We evaluate $$\left|\int_0^{\sqrt{\pi/2}} \left[\left[x^2\right] - \cos x\right] dx\right|$$, where $$[\cdot]$$ denotes the greatest integer function.

The upper limit is $$\sqrt{\pi/2} \approx 1.2533$$. As $$x$$ goes from 0 to $$\sqrt{\pi/2}$$, $$x^2$$ goes from 0 to $$\pi/2 \approx 1.5708$$.

For $$0 \leq x < 1$$: $$x^2 \in [0,1)$$, so $$[x^2] = 0$$. The integrand is $$[0 - \cos x] = [-\cos x]$$. Since $$\cos x \in (\cos 1, 1] \approx (0.5403, 1]$$ on this interval, $$-\cos x \in [-1, -0.5403)$$. At $$x = 0$$, $$-\cos 0 = -1$$ and $$[-1] = -1$$. For $$x \in (0,1)$$, $$-1 < -\cos x < 0$$, so $$[-\cos x] = -1$$. Thus $$[-\cos x] = -1$$ on $$[0, 1)$$.

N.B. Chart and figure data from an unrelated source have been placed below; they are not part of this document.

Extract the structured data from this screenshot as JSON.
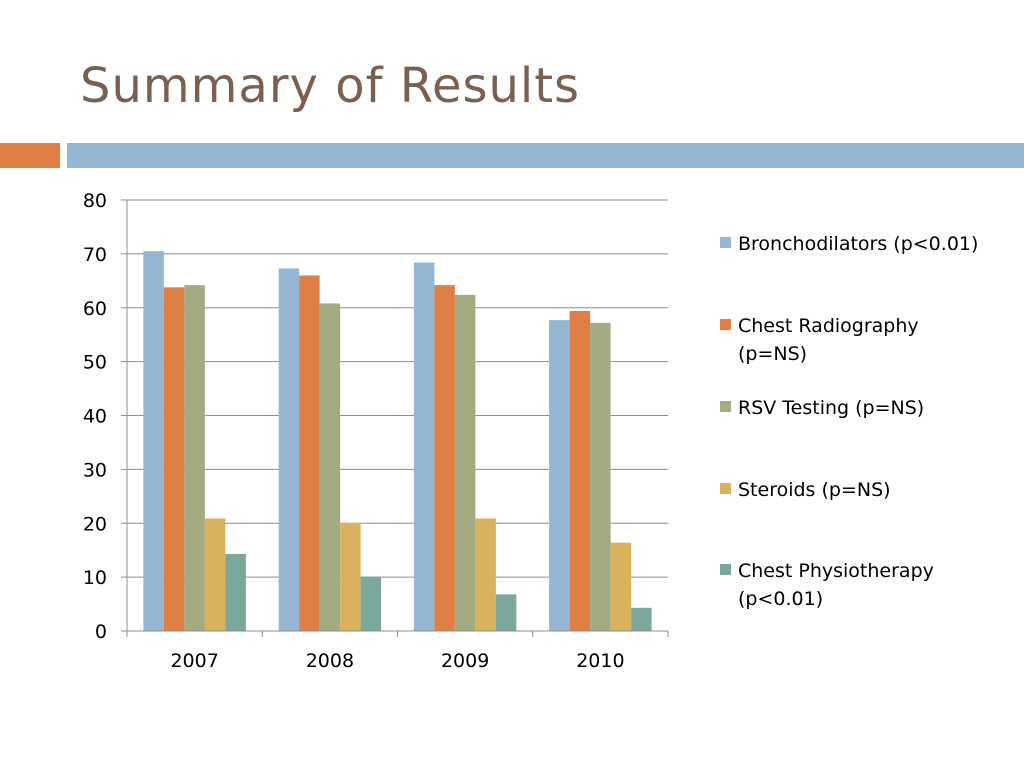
{
  "slide": {
    "title": "Summary of Results",
    "accent_colors": {
      "orange": "#e07f45",
      "blue": "#94b6d2"
    }
  },
  "chart_data": {
    "type": "bar",
    "title": "",
    "xlabel": "",
    "ylabel": "",
    "ylim": [
      0,
      80
    ],
    "yticks": [
      "0",
      "10",
      "20",
      "30",
      "40",
      "50",
      "60",
      "70",
      "80"
    ],
    "grid": true,
    "legend_position": "right",
    "categories": [
      "2007",
      "2008",
      "2009",
      "2010"
    ],
    "series": [
      {
        "name": "Bronchodilators (p<0.01)",
        "color": "#94b6d2",
        "values": [
          70.5,
          67.3,
          68.4,
          57.7
        ]
      },
      {
        "name": "Chest Radiography (p=NS)",
        "color": "#e07f45",
        "values": [
          63.8,
          66.0,
          64.2,
          59.4
        ]
      },
      {
        "name": "RSV Testing (p=NS)",
        "color": "#a5ab81",
        "values": [
          64.2,
          60.8,
          62.4,
          57.2
        ]
      },
      {
        "name": "Steroids (p=NS)",
        "color": "#d8b25c",
        "values": [
          20.9,
          20.1,
          20.9,
          16.4
        ]
      },
      {
        "name": "Chest Physiotherapy (p<0.01)",
        "color": "#7ba79d",
        "values": [
          14.3,
          10.1,
          6.8,
          4.3
        ]
      }
    ]
  }
}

For $$1 \leq x \leq \sqrt{\pi/2}$$: $$x^2 \in [1, \pi/2]$$, so $$[x^2] = 1$$. The integrand is $$[1 - \cos x]$$. Here $$\cos x$$ ranges from $$\cos(\sqrt{\pi/2}) \approx 0.309$$ to $$\cos 1 \approx 0.540$$, so $$1 - \cos x \in (0.460, 0.691)$$. Since $$0 < 1 - \cos x < 1$$, we have $$[1 - \cos x] = 0$$.

Therefore $$\int_0^{\sqrt{\pi/2}} [[x^2] - \cos x]\, dx = \int_0^1 (-1)\, dx + \int_1^{\sqrt{\pi/2}} 0\, dx = -1$$.

Taking the absolute value: $$|-1| = 1$$.

The answer is 1.